Methods: In a retrospective study 199 acute ischemic stroke patients were analyzed. Three different manifold-learning models were applied to MR imaging-based features for the purpose of identifying a new representation of the data. 1) the compact model - a model applying compressed features representation, 2) the elaborated model - a model applying an extensive feature extraction represented in an elaborated feature vector and 3) the elaborated AD model - an extension of the elaborated model using alternating diffusion (AD) technique. In the second part of this study, voxels were labeled as part of the infarcted tissue or the tissue at risk. Using the new metric of the best performing model, the labels were propagated and utilized to estimate whether the infarcted brain tissue will further expand or not. Hierarchical coupled geometry analysis (HCGA) was used to improve the applied metric. The performance of manifold learning using diffusion maps as well as HCGA was compared to a reference-model based on the raw data without manifold learning application. In order to account for the treatment effect, the analysis was applied to the full cohort as well as separately to two patient groups according to the treatment status.

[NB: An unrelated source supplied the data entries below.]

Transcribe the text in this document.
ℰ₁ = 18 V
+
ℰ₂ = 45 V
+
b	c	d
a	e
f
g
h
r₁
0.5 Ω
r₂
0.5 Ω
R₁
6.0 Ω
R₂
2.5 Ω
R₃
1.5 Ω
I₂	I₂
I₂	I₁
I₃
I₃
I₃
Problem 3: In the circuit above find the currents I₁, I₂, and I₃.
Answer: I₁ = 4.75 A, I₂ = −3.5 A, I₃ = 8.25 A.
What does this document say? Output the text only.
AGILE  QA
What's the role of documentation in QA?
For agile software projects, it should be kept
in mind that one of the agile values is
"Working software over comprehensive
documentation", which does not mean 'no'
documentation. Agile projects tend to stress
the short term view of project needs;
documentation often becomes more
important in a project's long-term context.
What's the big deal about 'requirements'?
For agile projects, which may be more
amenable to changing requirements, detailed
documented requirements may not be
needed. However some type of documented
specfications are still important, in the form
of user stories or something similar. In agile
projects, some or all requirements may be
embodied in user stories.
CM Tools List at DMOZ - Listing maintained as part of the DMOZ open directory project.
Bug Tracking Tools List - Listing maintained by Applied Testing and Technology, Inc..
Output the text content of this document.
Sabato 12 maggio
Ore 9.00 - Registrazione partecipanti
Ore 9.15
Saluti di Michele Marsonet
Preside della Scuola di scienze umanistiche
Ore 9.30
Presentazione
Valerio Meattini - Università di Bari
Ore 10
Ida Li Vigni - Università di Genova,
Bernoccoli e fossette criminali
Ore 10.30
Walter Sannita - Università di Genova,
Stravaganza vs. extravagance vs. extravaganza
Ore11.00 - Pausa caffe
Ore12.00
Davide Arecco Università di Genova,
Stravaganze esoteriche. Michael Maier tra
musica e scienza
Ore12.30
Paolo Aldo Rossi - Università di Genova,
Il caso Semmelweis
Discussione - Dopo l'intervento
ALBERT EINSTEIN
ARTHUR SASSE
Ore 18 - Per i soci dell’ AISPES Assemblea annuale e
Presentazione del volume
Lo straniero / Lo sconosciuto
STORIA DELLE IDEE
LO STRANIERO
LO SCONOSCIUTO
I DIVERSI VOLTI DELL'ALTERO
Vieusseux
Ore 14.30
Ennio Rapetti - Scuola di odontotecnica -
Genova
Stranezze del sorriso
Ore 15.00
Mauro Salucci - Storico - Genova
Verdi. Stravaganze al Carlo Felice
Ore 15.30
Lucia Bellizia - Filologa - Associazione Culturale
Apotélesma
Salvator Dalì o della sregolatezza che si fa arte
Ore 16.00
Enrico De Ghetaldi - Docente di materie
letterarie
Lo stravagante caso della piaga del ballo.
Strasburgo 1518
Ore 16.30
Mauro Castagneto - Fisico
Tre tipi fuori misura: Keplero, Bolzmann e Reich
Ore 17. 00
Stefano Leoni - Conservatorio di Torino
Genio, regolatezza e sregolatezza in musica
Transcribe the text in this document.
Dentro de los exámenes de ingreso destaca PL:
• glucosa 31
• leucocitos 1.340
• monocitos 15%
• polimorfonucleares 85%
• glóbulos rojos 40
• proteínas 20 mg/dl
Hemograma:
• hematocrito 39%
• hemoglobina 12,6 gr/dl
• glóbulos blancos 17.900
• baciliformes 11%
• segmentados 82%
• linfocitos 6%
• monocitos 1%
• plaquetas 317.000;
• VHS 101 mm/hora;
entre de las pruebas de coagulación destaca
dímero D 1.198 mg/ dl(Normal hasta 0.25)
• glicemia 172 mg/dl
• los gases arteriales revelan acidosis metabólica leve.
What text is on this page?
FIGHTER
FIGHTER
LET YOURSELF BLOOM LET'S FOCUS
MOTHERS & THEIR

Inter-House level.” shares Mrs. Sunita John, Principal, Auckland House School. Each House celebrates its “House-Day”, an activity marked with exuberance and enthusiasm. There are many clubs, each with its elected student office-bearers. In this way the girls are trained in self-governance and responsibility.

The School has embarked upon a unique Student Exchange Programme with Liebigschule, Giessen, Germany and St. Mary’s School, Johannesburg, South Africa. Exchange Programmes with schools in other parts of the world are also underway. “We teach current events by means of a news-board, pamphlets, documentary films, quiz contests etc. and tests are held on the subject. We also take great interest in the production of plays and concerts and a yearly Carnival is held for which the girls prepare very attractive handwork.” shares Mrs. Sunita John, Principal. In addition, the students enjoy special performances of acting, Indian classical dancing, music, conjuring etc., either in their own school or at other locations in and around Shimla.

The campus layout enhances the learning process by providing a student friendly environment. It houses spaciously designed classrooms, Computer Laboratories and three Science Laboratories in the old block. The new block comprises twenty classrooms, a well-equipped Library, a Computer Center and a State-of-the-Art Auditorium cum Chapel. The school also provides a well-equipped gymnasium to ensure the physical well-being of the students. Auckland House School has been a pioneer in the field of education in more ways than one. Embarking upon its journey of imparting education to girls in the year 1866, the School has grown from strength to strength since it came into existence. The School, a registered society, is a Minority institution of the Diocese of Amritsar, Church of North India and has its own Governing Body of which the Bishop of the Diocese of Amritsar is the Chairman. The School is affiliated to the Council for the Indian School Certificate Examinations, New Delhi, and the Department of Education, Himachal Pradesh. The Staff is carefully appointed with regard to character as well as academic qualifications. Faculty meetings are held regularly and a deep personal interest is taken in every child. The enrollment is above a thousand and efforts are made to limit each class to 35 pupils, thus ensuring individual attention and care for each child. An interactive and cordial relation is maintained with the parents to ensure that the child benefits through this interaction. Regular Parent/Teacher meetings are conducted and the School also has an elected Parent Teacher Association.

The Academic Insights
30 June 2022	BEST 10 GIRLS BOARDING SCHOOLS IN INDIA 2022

Results: We found that the elaborated model yielded the best performance with an error rate of 0.051 compared to the compact model and the elaborated AD model with error rates of 0.076 and 0.105 respectively.
In the labels-propagation, the HCGA technique demonstrated the best performance (AUC=0.580) compared with the diffusion maps model (AUC=0.557) and the reference model (AUC=0.553). The division of patients into treated (134 patients) and non-treated (65 patients) yielded a similar pattern. No apparent difference between the groups could be observed.

Conclusions: In this study we showed for the first time the possible application of unsupervised learning algorithms in acute stroke imaging. Our results corroborate that unsupervised learning may assist to reveal underlying information as was demonstrated by the improved performance using manifold learning techniques comparing to the reference model. Of the set of techniques that were investigated in this study, the HCGA method seems to be the most promising. This study provides a proof of concept of unsupervised machine learning to bring additional value in acute stroke imaging. We suggest to further pursue an individualized tissue-based stratification approach for acute stroke patients using integrative unsupervised and supervised methods to yield a maximal gain from both methods and reach a clinical performance standard applicable for clinical settings.

Additional Information

MSc defence in the International Master program Computational Neuroscience.